Proponents of CAT models claim they make it easier for insurers to give mitigation discounts.  Yet when the National Flood Program implemented Risk 2.0 (a CAT model) in 2022, reports came rolling into the Coalition for Sustainable Flood Insurance, (of which UP is a member) that implementation of the model was causing mitigation credits to disappear.

As with most complex problems, this one requires a multi-pronged solution:

  • The Federal Insurance Office should proceed without further delay to gather data across the country to get an accurate picture of property insurance availability and affordability and risk migration into state-supported insurers of last resort and lightly regulated surplus/non-admitted/Excess & Surplus carriers.
  • California should develop a public high dollar catastrophic coverage layer facility that would make a limited amount of reinsurance capacity available to the CEA and the CA Fair Plan.  As “take all comers” that provide a service to California taxpayers, it doesn’t make sense that both entities have to pay retail prices for reinsurance capacity.
  • Congress should begin drafting a national disaster insurance model to provide a basic amount of essential dwelling, building code upgrade and temporary living expense coverage in anticipation of insurers’ continuing diminished appetite for insuring properties in disaster-prone regions.
  • The NAIC should support FIO’s data collection efforts and continue helping its members understand and limit the use of Catastrophe models in the rate-setting process.
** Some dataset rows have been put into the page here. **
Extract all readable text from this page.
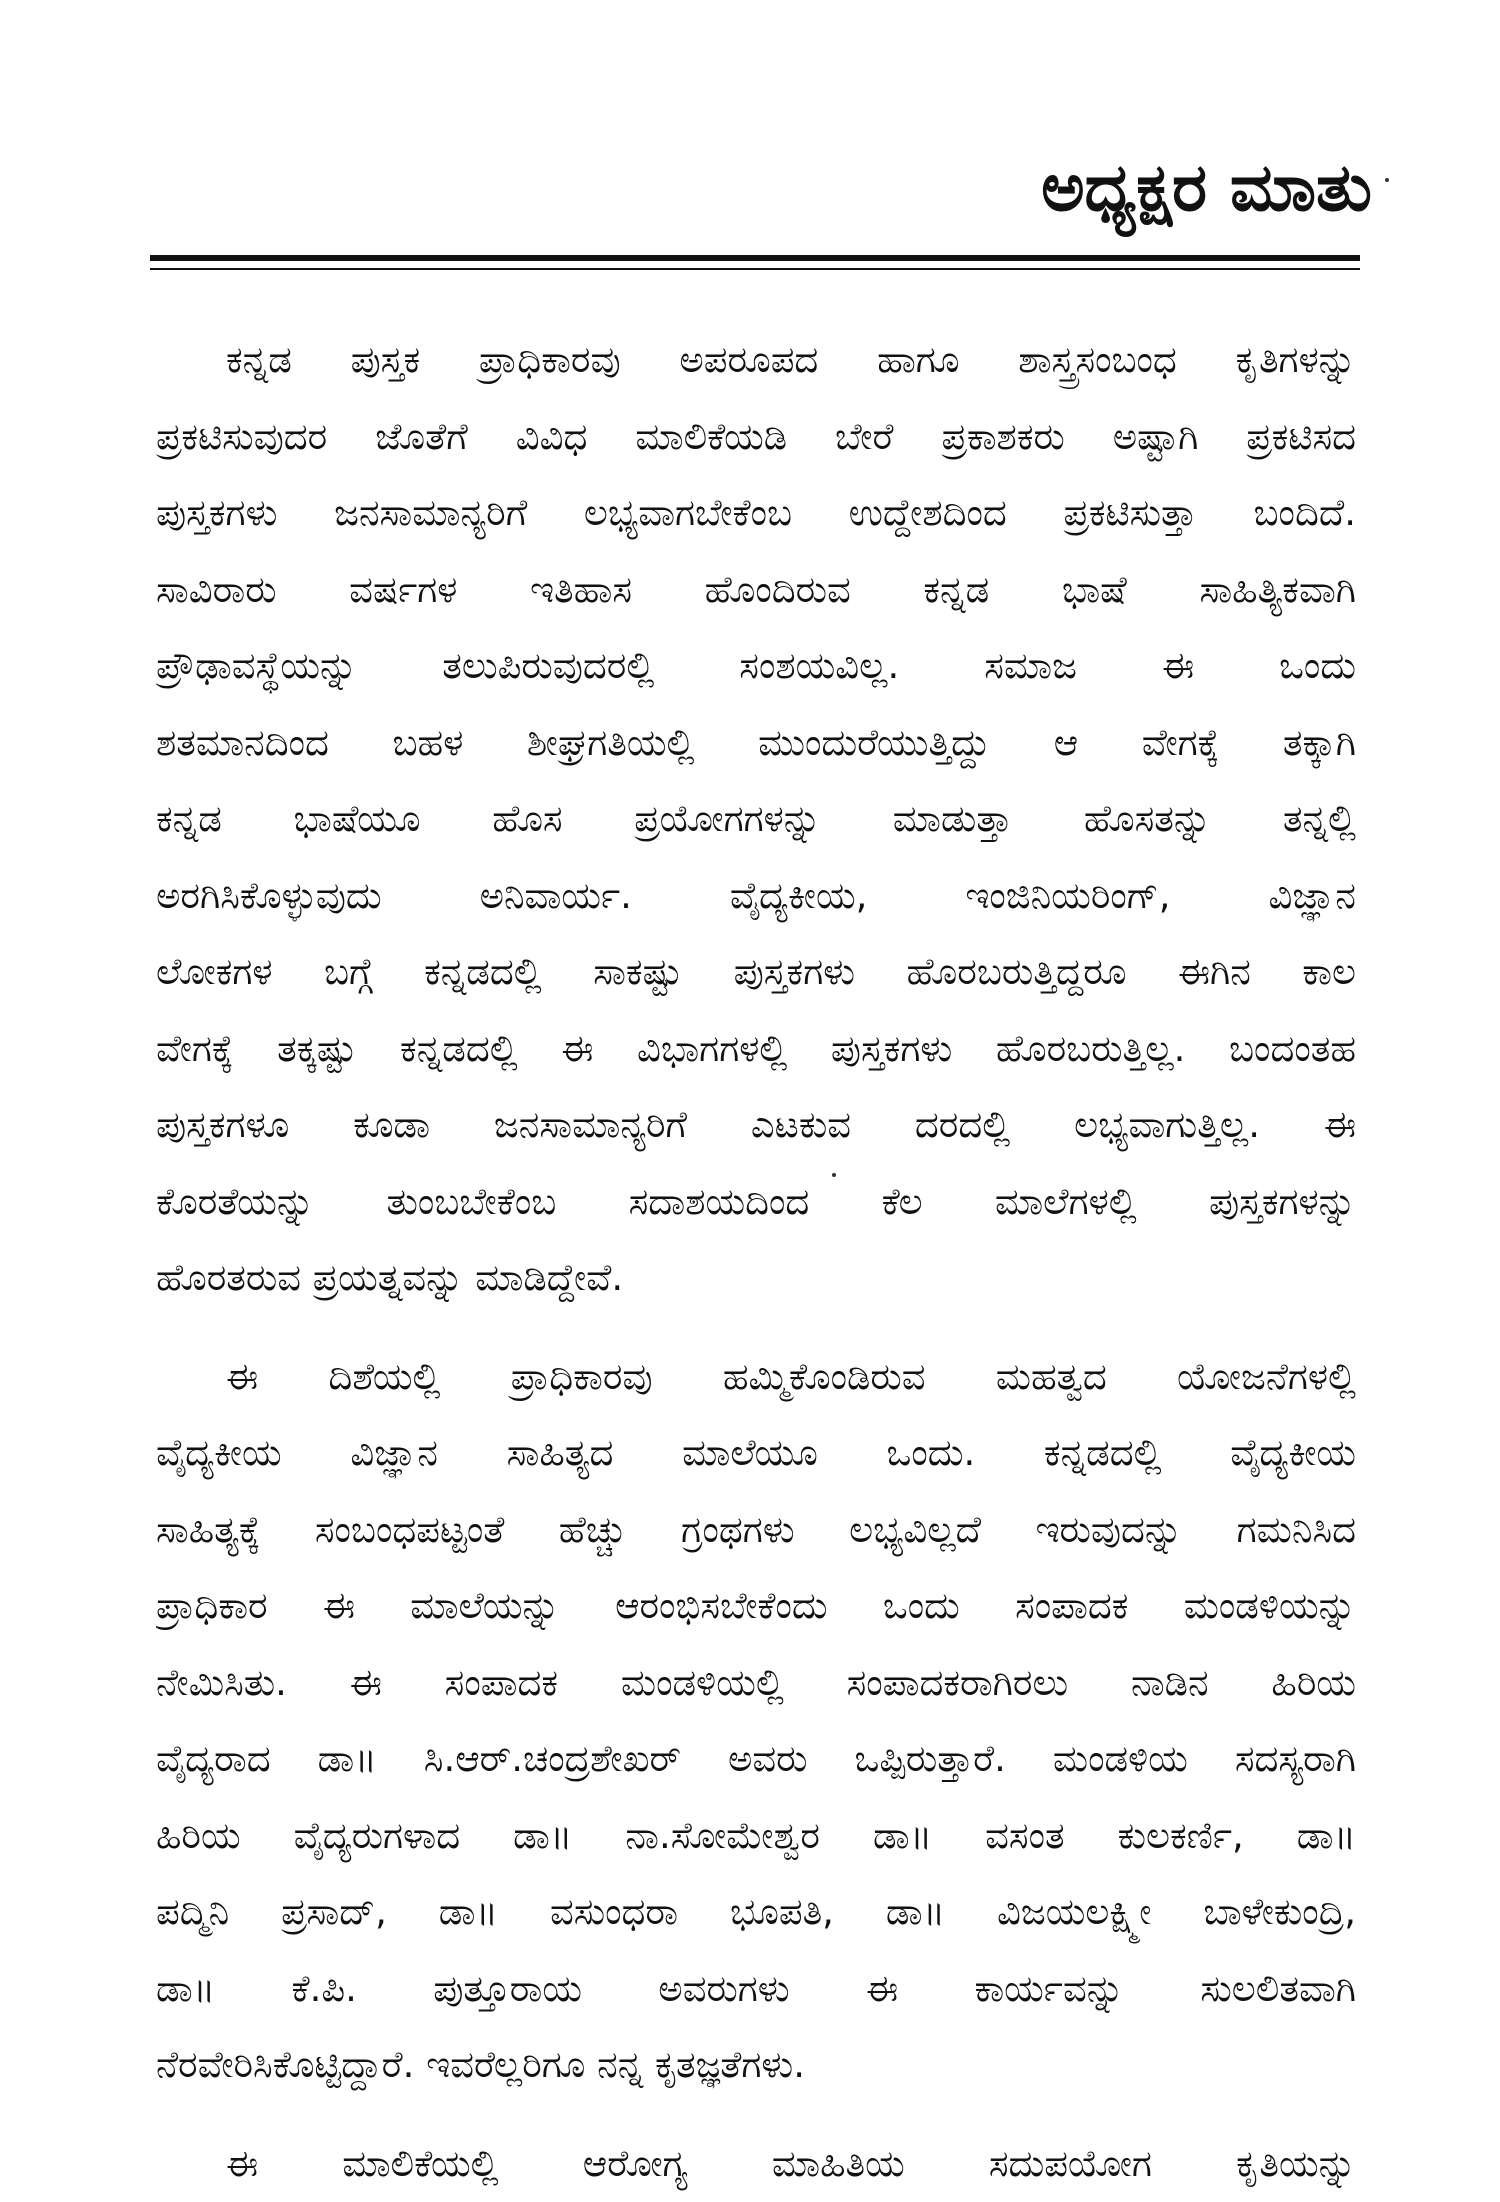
ಅಧ್ಯಕ್ಷರ ಮಾತು
ಕನ್ನಡ ಪುಸ್ತಕ ಪ್ರಾಧಿಕಾರವು ಅಪರೂಪದ ಹಾಗೂ ಶಾಸ್ತ್ರಸಂಬಂಧ ಕೃತಿಗಳನ್ನು
ಪ್ರಕಟಿಸುವುದರ ಜೊತೆಗೆ ವಿವಿಧ ಮಾಲಿಕೆಯಡಿ ಬೇರೆ ಪ್ರಕಾಶಕರು ಅಷ್ಟಾಗಿ ಪ್ರಕಟಿಸದ
ಪುಸ್ತಕಗಳು ಜನಸಾಮಾನ್ಯರಿಗೆ ಲಭ್ಯವಾಗಬೇಕೆಂಬ ಉದ್ದೇಶದಿಂದ ಪ್ರಕಟಿಸುತ್ತಾ ಬಂದಿದೆ.
ಸಾವಿರಾರು ವರ್ಷಗಳ ಇತಿಹಾಸ ಹೊಂದಿರುವ ಕನ್ನಡ ಭಾಷೆ ಸಾಹಿತ್ಯಿಕವಾಗಿ
ಪ್ರೌಢಾವಸ್ಥೆಯನ್ನು ತಲುಪಿರುವುದರಲ್ಲಿ ಸಂಶಯವಿಲ್ಲ. ಸಮಾಜ ಈ ಒಂದು
ಶತಮಾನದಿಂದ ಬಹಳ ಶೀಘ್ರಗತಿಯಲ್ಲಿ ಮುಂದುರೆಯುತ್ತಿದ್ದು ಆ ವೇಗಕ್ಕೆ ತಕ್ಕಾಗಿ
ಕನ್ನಡ ಭಾಷೆಯೂ ಹೊಸ ಪ್ರಯೋಗಗಳನ್ನು ಮಾಡುತ್ತಾ ಹೊಸತನ್ನು ತನ್ನಲ್ಲಿ
ಅರಗಿಸಿಕೊಳ್ಳುವುದು ಅನಿವಾರ್ಯ. ವೈದ್ಯಕೀಯ, ಇಂಜಿನಿಯರಿಂಗ್, ವಿಜ್ಞಾನ
ಲೋಕಗಳ ಬಗ್ಗೆ ಕನ್ನಡದಲ್ಲಿ ಸಾಕಷ್ಟು ಪುಸ್ತಕಗಳು ಹೊರಬರುತ್ತಿದ್ದರೂ ಈಗಿನ ಕಾಲ
ವೇಗಕ್ಕೆ ತಕ್ಕಷ್ಟು ಕನ್ನಡದಲ್ಲಿ ಈ ವಿಭಾಗಗಳಲ್ಲಿ ಪುಸ್ತಕಗಳು ಹೊರಬರುತ್ತಿಲ್ಲ. ಬಂದಂತಹ
ಪುಸ್ತಕಗಳೂ ಕೂಡಾ ಜನಸಾಮಾನ್ಯರಿಗೆ ಎಟಕುವ ದರದಲ್ಲಿ ಲಭ್ಯವಾಗುತ್ತಿಲ್ಲ. ಈ
ಕೊರತೆಯನ್ನು ತುಂಬಬೇಕೆಂಬ ಸದಾಶಯದಿಂದ ಕೆಲ ಮಾಲೆಗಳಲ್ಲಿ ಪುಸ್ತಕಗಳನ್ನು
ಹೊರತರುವ ಪ್ರಯತ್ನವನ್ನು ಮಾಡಿದ್ದೇವೆ.
ಈ ದಿಶೆಯಲ್ಲಿ ಪ್ರಾಧಿಕಾರವು ಹಮ್ಮಿಕೊಂಡಿರುವ ಮಹತ್ವದ ಯೋಜನೆಗಳಲ್ಲಿ
ವೈದ್ಯಕೀಯ ವಿಜ್ಞಾನ ಸಾಹಿತ್ಯದ ಮಾಲೆಯೂ ಒಂದು. ಕನ್ನಡದಲ್ಲಿ ವೈದ್ಯಕೀಯ
ಸಾಹಿತ್ಯಕ್ಕೆ ಸಂಬಂಧಪಟ್ಟಂತೆ ಹೆಚ್ಚು ಗ್ರಂಥಗಳು ಲಭ್ಯವಿಲ್ಲದೆ ಇರುವುದನ್ನು ಗಮನಿಸಿದ
ಪ್ರಾಧಿಕಾರ ಈ ಮಾಲೆಯನ್ನು ಆರಂಭಿಸಬೇಕೆಂದು ಒಂದು ಸಂಪಾದಕ ಮಂಡಳಿಯನ್ನು
ನೇಮಿಸಿತು. ಈ ಸಂಪಾದಕ ಮಂಡಳಿಯಲ್ಲಿ ಸಂಪಾದಕರಾಗಿರಲು ನಾಡಿನ ಹಿರಿಯ
ವೈದ್ಯರಾದ ಡಾ॥ ಸಿ.ಆರ್.ಚಂದ್ರಶೇಖರ್ ಅವರು ಒಪ್ಪಿರುತ್ತಾರೆ. ಮಂಡಳಿಯ ಸದಸ್ಯರಾಗಿ
ಹಿರಿಯ ವೈದ್ಯರುಗಳಾದ ಡಾ॥ ನಾ.ಸೋಮೇಶ್ವರ ಡಾ॥ ವಸಂತ ಕುಲಕರ್ಣಿ, ಡಾ॥
ಪದ್ಮಿನಿ ಪ್ರಸಾದ್, ಡಾ॥ ವಸುಂಧರಾ ಭೂಪತಿ, ಡಾ॥ ವಿಜಯಲಕ್ಷ್ಮೀ ಬಾಳೇಕುಂದ್ರಿ,
ಡಾ॥ ಕೆ.ಪಿ. ಪುತ್ತೂರಾಯ ಅವರುಗಳು ಈ ಕಾರ್ಯವನ್ನು ಸುಲಲಿತವಾಗಿ
ನೆರವೇರಿಸಿಕೊಟ್ಟಿದ್ದಾರೆ. ಇವರೆಲ್ಲರಿಗೂ ನನ್ನ ಕೃತಜ್ಞತೆಗಳು.
ಈ ಮಾಲಿಕೆಯಲ್ಲಿ ಆರೋಗ್ಯ ಮಾಹಿತಿಯ ಸದುಪಯೋಗ ಕೃತಿಯನ್ನು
We commend the NAIC on establishing the Catastrophe Modeling Center of Excellence.
  • State insurance regulators need the resources and authority to review and disapprove excessive rates.  Yet the Louisiana legislature just went in the opposite directionVoters voices will be increasingly loud on this point.
  • California should continue disallowing reinsurance rates from being passed along to consumers, and must strictly limit the use of CAT models in rating plans to avoid further rate shock and market segmentation.